Ci sono calciatori che nel vedere il colore rosso delle maglie del
Belgio si esaltano, tirando fuori dal cilindro colpi assolutamente
straordinari. Diego Armando Maradona, ad esempio, aveva punito i Diavoli
Rossi nell'edizione dei mondiali tenutasi in Messico nel 1986
realizzando una doppietta decisiva per la conquista della finalissima da
parte della sua Argentina. Ma per Maradona, con tutto il dovuto
rispetto verso gli altri giocatori, realizzare un goal straordinario non
era certo un evento raro.
Quanto era accaduto otto anni più tardi in America, invece, può rendere
meglio l'idea del concetto appena espresso. Saeed Al Owairan, il numero
dieci della rappresentativa dell'Arabia Saudita, il 29 giugno 1994 si
era impadronito del pallone quando ancora si trovava nella metà campo
dei sauditi, aveva percorso una settantina di metri evitando come
fossero dei birilli tutti gli avversari che gli si erano parati di
fronte sino a depositare la sfera nella porta difesa dal belga
Preud’homme. Non un portiere qualunque, considerando il suo palmarès e
il fatto che al termine di quella manifestazione gli era stato assegnato
il premio Jašin destinato ai migliori numeri uno del torneo.

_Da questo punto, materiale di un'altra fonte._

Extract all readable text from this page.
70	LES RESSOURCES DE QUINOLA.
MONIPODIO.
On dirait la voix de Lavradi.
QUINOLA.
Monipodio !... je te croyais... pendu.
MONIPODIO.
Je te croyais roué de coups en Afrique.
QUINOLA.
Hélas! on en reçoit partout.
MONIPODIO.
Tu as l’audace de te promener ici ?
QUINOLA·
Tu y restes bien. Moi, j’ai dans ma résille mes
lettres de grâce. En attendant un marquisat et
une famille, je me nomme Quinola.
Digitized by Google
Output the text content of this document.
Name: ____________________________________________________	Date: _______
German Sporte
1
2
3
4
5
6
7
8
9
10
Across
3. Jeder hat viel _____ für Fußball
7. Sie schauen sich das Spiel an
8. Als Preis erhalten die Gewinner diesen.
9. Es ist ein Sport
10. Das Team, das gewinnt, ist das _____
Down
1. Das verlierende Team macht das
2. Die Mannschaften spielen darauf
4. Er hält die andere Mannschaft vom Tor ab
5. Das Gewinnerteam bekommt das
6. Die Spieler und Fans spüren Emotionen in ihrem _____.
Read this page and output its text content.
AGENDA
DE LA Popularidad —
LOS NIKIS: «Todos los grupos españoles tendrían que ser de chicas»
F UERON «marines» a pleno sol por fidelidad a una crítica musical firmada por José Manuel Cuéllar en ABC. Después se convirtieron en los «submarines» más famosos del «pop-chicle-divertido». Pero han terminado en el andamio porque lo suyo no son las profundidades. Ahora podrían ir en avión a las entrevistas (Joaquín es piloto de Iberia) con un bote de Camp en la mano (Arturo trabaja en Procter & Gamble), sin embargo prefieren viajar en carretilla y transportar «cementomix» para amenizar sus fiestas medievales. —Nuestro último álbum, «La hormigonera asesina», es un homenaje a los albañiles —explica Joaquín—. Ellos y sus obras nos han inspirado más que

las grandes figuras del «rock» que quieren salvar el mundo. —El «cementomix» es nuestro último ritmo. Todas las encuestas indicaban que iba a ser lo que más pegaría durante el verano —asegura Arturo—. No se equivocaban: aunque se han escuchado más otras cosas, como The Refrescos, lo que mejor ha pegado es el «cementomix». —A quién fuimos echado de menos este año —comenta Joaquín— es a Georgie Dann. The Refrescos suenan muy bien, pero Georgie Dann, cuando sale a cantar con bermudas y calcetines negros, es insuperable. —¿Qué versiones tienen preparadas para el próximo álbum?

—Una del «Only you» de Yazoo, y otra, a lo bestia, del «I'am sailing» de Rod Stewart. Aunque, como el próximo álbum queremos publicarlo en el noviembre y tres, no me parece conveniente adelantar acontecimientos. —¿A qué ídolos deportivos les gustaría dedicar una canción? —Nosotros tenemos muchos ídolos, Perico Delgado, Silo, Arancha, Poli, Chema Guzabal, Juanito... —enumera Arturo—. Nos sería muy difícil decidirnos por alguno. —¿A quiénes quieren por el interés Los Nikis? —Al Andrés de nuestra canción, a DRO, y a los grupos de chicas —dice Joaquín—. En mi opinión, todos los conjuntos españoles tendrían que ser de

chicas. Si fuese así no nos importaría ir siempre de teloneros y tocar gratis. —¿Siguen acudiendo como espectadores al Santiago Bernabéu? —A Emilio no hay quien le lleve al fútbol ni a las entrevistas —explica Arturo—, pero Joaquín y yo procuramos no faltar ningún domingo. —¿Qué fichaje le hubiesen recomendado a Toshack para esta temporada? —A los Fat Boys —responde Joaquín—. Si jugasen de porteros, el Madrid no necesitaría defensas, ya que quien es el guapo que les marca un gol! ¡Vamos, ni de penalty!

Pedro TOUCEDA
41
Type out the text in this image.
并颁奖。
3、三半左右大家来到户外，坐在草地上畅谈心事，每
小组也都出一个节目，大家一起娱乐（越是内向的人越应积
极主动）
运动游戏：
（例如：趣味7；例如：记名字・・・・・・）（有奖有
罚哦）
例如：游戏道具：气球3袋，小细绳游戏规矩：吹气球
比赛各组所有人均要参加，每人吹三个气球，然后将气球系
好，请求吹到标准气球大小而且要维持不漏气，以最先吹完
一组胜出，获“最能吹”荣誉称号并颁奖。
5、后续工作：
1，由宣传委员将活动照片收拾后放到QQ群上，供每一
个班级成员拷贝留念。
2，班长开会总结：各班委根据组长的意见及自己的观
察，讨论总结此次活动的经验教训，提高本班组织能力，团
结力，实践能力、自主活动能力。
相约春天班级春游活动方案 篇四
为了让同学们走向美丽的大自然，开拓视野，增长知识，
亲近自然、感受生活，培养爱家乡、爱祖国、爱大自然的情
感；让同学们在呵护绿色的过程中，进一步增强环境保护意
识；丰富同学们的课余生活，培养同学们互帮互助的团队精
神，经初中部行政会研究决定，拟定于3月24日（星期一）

Quella rete fu fondamentale per la storica qualificazione agli ottavi
di finale di una nazionale che stava vivendo la sua prima esperienza
mondiale. Il cammino si sarebbe poi fermato alla tappa successiva,
nonostante l'entusiasmo trasmesso da Jorge Solari, c.t. argentino dei
sauditi, quando ancora si trovava nella pancia del “Robert F. Kennedy
Memorial Stadium” e descriveva l'emozione appena vissuta: “La nostra
è stata una vittoria del calcio latino, poiché ci ispiriamo alle
tradizioni del grande Brasile. Negli ottavi contro la Svezia non avremo
problemi: ci prepariamo solo per vincere”.
Terminato il mondiale erano iniziati i festeggiamenti riservati ad Al
Owairan, che in patria venne omaggiato al pari di una star
internazionale: auto lussuose, una villa e una montagna di soldi che il
munifico Re Fahd, monarca del paese, ed altri sceicchi che ne avevano
seguito l'esempio destinarono a quello che era stato definito “il
Maradona del deserto”. L'umiltà mostrata dal giocatore quando ancora si
trovava sul suolo americano (“Paragonate il mio goal a una prodezza
di Maradona? Troppo onore. Devo ringraziare i miei compagni, abili
nell'aprirmi il corridoio giusto”) aveva lasciato spazio agli
eccessi di una vita che, ormai, era cambiata rispetto a quella vissuta
prima di quell'episodio incredibile.
Re Fahd e il Principe Faisal Bin Fahd, quest'ultimo presidente federale
nonché figlio del sultano, erano contrari ad un suo trasferimento in un
club al di fuori del paese, così Al Owairan rimase imprigionato nel suo
eremo dorato. Prima in senso metaforico, poi nel vero e proprio senso
della parola, dato che - in barba alla legge islamica e agli
avvertimenti ricevuti in precedenza - nel marzo del 1995 venne beccato
all'interno di un locale mentre si rendeva protagonista di alcuni
comportamenti non proprio consoni rispetto a quanto stabilito dai
dettami della Sharia.
La condanna di tre anni di prigionia, peraltro in condizioni
privilegiate rispetto a quelle degli altri detenuti, non fu scontata in
pieno: l'Arabia Saudita aveva conquistato nuovamente la qualificazione
ad un mondiale di calcio, quello francese del 1998, e per Al Owairan si
erano aperte le porte del carcere. Fu il Principe Faisal ad intercedere
con il padre per rivederlo correre sui campi di gioco.
La nazionale saudita , intanto, era passata tra le mani di Carlos
Alberto Perreira, il tecnico che si era laureato campione con il Brasile
nella precedente edizione americana, un vero e proprio giramondo del
pallone. Il miracolo, però, non si era ripetuto, né a livello personale
né tantomeno di squadra: un pareggio e due sconfitte avevano costretto i
sauditi all'immediato rientro a casa.
Negli occhi dei tifosi, nonostante tutto, era rimasta ancora impressa
quella rete straordinaria messa a segno dal “Maradona del deserto”
quattro anni prima. Ai taccuini di un inviato del “The New York Times”, a
distanza di tempo, lo stesso Saeed Al Owairan aveva poi confessato un
piccolo segreto: “Quel goal per me si rivelò essere un’arma a doppio
taglio e, se da un lato fu meraviglioso, dall’altro fu tremendo perché
finii costantemente sotto la luce dei riflettori”.